逃げなければと思うのに、彼女達に睨まれて、恐怖で足が竦んでしまう。
「その上、学も教養もないなんて、救いようがないわ」
「多少、本が読めるくらいで賢くなったと思わないことね」
「あら、この人、真っ青よ」
「今にも泣き出しそうな顔をしているわ」
「泣くなんてやめてよね。不細工な顔がいっそう不細工になって、気味が悪いわ」
生まれてこのかた、働き者だねぇと感心されたり、家が大変そうだねぇと同情はされても、これほどまでに強い憎しみを向けられたことはなかった。誰かに嫉妬されるなんて、自分には縁のないことだと思っていた。

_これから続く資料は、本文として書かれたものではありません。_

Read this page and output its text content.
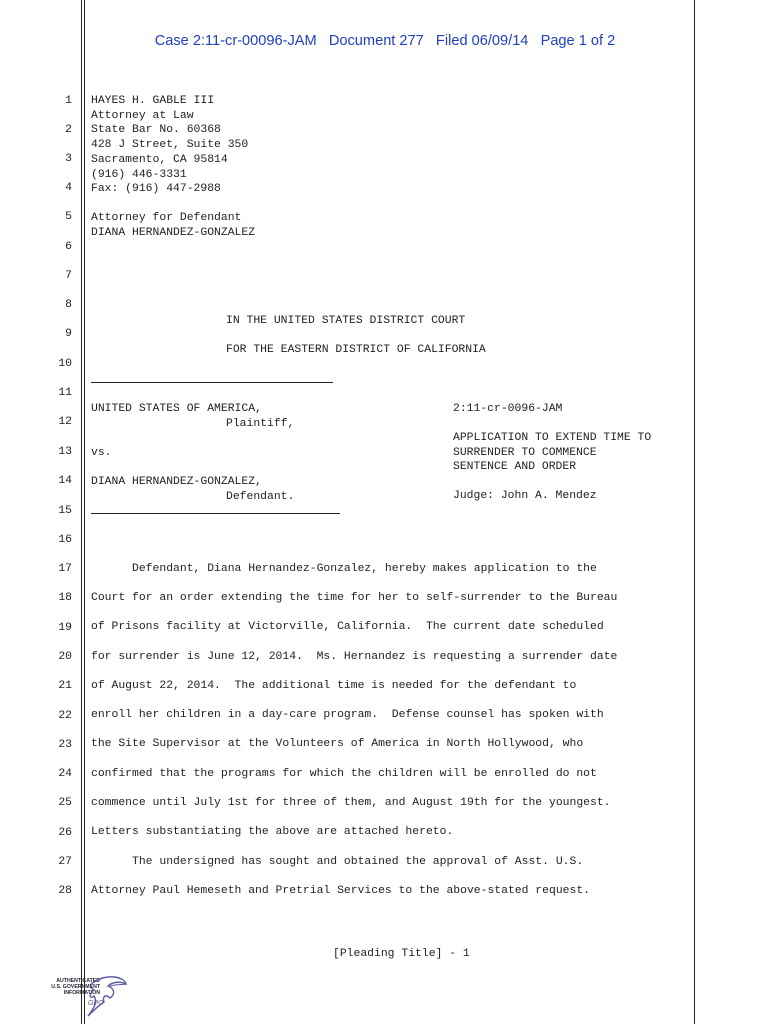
Case 2:11-cr-00096-JAM   Document 277   Filed 06/09/14   Page 1 of 2
1
2
3
4
5
6
7
8
9
10
11
12
13
14
15
16
17
18
19
20
21
22
23
24
25
26
27
28
HAYES H. GABLE III
Attorney at Law
State Bar No. 60368
428 J Street, Suite 350
Sacramento, CA 95814
(916) 446-3331
Fax: (916) 447-2988
Attorney for Defendant
DIANA HERNANDEZ-GONZALEZ
IN THE UNITED STATES DISTRICT COURT
FOR THE EASTERN DISTRICT OF CALIFORNIA
UNITED STATES OF AMERICA,
Plaintiff,
vs.
DIANA HERNANDEZ-GONZALEZ,
Defendant.
2:11-cr-0096-JAM
APPLICATION TO EXTEND TIME TO
SURRENDER TO COMMENCE
SENTENCE AND ORDER
Judge: John A. Mendez
Defendant, Diana Hernandez-Gonzalez, hereby makes application to the
Court for an order extending the time for her to self-surrender to the Bureau
of Prisons facility at Victorville, California.  The current date scheduled
for surrender is June 12, 2014.  Ms. Hernandez is requesting a surrender date
of August 22, 2014.  The additional time is needed for the defendant to
enroll her children in a day-care program.  Defense counsel has spoken with
the Site Supervisor at the Volunteers of America in North Hollywood, who
confirmed that the programs for which the children will be enrolled do not
commence until July 1st for three of them, and August 19th for the youngest.
Letters substantiating the above are attached hereto.
The undersigned has sought and obtained the approval of Asst. U.S.
Attorney Paul Hemeseth and Pretrial Services to the above-stated request.
[Pleading Title] - 1
AUTHENTICATED
U.S. GOVERNMENT
INFORMATION
GPO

――彼女達の言う通りよ、私は陛下の番にふさわしくない。
そんなの、自分が一番よく分かっている。
今さら他人に言われるまでもない。
彼女達はただ、自分の鬱憤を私にぶつけているだけ。
――彼女達が誰か、ようやく思い出したわ。
炎帝陛下のお気に入りの宮女達。
最近になって陛下のお呼びがかからないから、しびれを切らして乗り込んできたのだろう。ただ天帝様に選ばれたというだけの運の良い女――私に、自分達の仕事が奪われたと思い込んでいるに違いない。
ひとしきり私を罵倒して気が済んだのか、
「依依、これからどうします?」
「このままここにいてはあの子達が戻ってきますわ」
「下手をすれば王様も一緒に……」
「貴女の嘘がバレてしまいますよ」
固まって動けない私の周りで、彼女達はこそこそと話している。
彼女達のリーダー格である依依は私を見下ろして胸を張ると、
「もちろん、この女をこのままにしておけるわけないでしょ」
「そうですわね」
「このことが万が一にも陛下に知られたら……」
「想像するだけで恐ろしいですわ」
「だったら急がないと」
彼女達の一人が懐から小瓶を取り出すと、それを私の口元に近づけてきた。
「貴女達、この芋女が逃げないよう、しっかり押さえていてくださいね」
強引に口を開かれ、流し込まれたそれは、どろりとしていて甘く、私は瞬く間に意識が遠ざかっていくのを感じた。最後に見たのは、醜く歪んだ依依の笑顔。